Published on December 2nd, 2009 | by Daniel Jolley0
Toiling away in secret as we slowly prepared gasexchange, Brad and I repeatedly asked ourselves “who is this actually for?”
We first answered by saying:
“ us ! ”
Our main motivation for creating gasexchange is to better maintain our own knowledge of our craft; to better continue our own medical education — and so that instead of further isolating us from our peers we build a community around a nidus of collected knowledge and opinion.
The trap of sharing knowledge and techniques only with those you work with — or even just those anaesthetists and intensivists with whom you share a country — is missing out on the most diverse, different and challenging aspects of our practice. Even today there exists fundamental aspects of our work that we each take for granted (cricoid pressure, reversal of muscle relaxants, cuffed paediatric tubes…) yet are practiced very differently across national borders.
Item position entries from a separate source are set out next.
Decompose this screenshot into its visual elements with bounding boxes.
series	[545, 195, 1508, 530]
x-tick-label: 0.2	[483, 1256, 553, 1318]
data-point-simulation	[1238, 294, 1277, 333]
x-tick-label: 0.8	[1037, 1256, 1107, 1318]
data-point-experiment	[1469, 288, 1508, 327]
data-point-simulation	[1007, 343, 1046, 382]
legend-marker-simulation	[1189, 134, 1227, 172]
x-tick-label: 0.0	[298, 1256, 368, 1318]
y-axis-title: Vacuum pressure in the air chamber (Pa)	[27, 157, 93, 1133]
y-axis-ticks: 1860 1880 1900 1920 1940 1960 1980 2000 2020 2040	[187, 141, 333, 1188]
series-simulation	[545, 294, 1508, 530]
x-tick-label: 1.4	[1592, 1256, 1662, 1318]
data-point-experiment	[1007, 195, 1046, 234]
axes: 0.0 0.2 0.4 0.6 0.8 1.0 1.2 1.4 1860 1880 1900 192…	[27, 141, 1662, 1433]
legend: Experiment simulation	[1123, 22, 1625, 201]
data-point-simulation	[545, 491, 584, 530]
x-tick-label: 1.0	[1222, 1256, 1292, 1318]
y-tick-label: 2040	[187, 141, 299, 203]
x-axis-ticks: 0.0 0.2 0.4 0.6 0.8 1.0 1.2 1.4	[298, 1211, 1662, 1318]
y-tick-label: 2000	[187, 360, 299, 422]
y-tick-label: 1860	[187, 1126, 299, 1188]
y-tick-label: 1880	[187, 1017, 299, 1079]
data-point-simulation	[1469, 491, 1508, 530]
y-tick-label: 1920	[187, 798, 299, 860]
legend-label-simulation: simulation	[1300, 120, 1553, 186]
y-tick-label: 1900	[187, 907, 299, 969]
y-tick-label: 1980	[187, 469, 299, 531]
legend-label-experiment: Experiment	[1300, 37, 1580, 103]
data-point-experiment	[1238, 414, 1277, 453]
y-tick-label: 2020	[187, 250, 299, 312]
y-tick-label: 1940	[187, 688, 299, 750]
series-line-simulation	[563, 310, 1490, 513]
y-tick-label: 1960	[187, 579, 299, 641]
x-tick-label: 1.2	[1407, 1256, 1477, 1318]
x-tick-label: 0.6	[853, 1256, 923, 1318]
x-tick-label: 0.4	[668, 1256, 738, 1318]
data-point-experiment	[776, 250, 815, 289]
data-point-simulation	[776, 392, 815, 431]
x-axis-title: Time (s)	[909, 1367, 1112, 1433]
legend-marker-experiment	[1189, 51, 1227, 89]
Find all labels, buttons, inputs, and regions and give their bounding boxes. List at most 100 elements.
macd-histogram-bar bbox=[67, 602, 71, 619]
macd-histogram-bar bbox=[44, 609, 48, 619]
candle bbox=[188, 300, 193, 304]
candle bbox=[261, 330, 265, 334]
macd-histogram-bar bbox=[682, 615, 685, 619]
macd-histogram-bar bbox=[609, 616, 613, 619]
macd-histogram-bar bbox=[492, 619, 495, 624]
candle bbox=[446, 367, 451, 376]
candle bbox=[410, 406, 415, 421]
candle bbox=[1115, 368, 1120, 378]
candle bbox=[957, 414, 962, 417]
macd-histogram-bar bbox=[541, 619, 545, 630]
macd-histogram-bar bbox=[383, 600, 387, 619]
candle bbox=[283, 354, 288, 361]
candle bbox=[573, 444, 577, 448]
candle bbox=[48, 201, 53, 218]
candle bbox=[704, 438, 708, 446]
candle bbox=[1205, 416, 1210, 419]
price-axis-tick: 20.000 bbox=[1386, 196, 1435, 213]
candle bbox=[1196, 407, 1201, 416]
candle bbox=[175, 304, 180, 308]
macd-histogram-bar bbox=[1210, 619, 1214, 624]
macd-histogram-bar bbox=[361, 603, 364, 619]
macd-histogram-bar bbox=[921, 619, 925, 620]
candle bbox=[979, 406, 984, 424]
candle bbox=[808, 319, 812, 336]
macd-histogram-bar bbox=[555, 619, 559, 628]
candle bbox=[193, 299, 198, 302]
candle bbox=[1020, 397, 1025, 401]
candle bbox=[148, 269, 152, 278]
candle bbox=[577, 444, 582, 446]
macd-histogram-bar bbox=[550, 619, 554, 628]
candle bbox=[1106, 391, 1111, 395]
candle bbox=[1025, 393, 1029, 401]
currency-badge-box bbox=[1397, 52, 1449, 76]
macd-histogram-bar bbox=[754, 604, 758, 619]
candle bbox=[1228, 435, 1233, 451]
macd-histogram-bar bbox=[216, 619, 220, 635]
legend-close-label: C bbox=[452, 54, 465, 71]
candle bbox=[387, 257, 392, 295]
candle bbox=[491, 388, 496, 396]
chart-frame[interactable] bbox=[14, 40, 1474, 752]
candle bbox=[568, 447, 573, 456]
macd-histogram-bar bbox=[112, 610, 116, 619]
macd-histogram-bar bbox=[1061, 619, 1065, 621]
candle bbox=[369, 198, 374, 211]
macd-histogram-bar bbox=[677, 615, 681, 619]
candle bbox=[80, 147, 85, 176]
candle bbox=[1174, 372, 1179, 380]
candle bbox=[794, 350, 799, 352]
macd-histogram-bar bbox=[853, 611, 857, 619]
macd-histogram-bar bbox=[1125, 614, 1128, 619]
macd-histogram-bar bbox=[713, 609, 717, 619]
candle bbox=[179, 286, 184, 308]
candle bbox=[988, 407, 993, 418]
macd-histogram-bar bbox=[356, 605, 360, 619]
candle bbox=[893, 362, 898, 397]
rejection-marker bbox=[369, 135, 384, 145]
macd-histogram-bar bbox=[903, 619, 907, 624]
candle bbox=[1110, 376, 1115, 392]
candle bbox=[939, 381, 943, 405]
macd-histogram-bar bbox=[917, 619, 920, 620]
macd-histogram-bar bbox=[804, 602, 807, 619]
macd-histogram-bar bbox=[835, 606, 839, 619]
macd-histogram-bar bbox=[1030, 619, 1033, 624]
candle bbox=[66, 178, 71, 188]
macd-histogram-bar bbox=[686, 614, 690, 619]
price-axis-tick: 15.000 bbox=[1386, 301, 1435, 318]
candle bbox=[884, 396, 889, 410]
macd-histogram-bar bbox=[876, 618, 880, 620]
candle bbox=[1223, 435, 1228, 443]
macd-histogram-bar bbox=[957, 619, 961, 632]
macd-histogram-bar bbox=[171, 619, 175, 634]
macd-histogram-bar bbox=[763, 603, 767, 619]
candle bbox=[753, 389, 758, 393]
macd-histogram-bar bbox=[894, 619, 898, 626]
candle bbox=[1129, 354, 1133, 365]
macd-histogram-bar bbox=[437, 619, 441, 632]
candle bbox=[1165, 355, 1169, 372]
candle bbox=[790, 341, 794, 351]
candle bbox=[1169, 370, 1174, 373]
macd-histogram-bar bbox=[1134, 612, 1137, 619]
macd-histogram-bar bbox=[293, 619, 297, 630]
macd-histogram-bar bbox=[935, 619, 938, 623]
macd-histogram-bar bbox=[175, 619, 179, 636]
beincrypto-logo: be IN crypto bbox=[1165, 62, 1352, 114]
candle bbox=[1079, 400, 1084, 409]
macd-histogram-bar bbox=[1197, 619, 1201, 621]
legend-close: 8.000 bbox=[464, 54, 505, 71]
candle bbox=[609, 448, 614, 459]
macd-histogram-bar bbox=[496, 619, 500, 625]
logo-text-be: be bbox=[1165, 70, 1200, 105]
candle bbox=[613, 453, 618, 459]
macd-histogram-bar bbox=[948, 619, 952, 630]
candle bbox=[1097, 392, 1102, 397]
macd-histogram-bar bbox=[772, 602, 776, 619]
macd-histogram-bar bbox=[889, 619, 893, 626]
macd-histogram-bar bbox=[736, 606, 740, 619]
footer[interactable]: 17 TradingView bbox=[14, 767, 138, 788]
When we work in isolation, evidence-free dogma clothes itself in the gown of accepted practice.
So we have built gasexchange to collect knowledge and establish a dialogue between like-minded anaesthetists, and most notably with those who are not like of mind. Courteous dissent is not tolerated, it is encouraged.
The first target tribe for gasexchange is consultant medical anaesthetists and anaesthesiologists — not because other groups are less important, but rather to establish a broad foundation of knowledge and domain experts who share the same interest and enthusiasm for the project. With time we hope there will be equal involvement from trainees, perfusionists, anaesthetic technicians, nurse anaesthetists, and other non-medical anaesthetists fostering the diversity that fuels our specialty.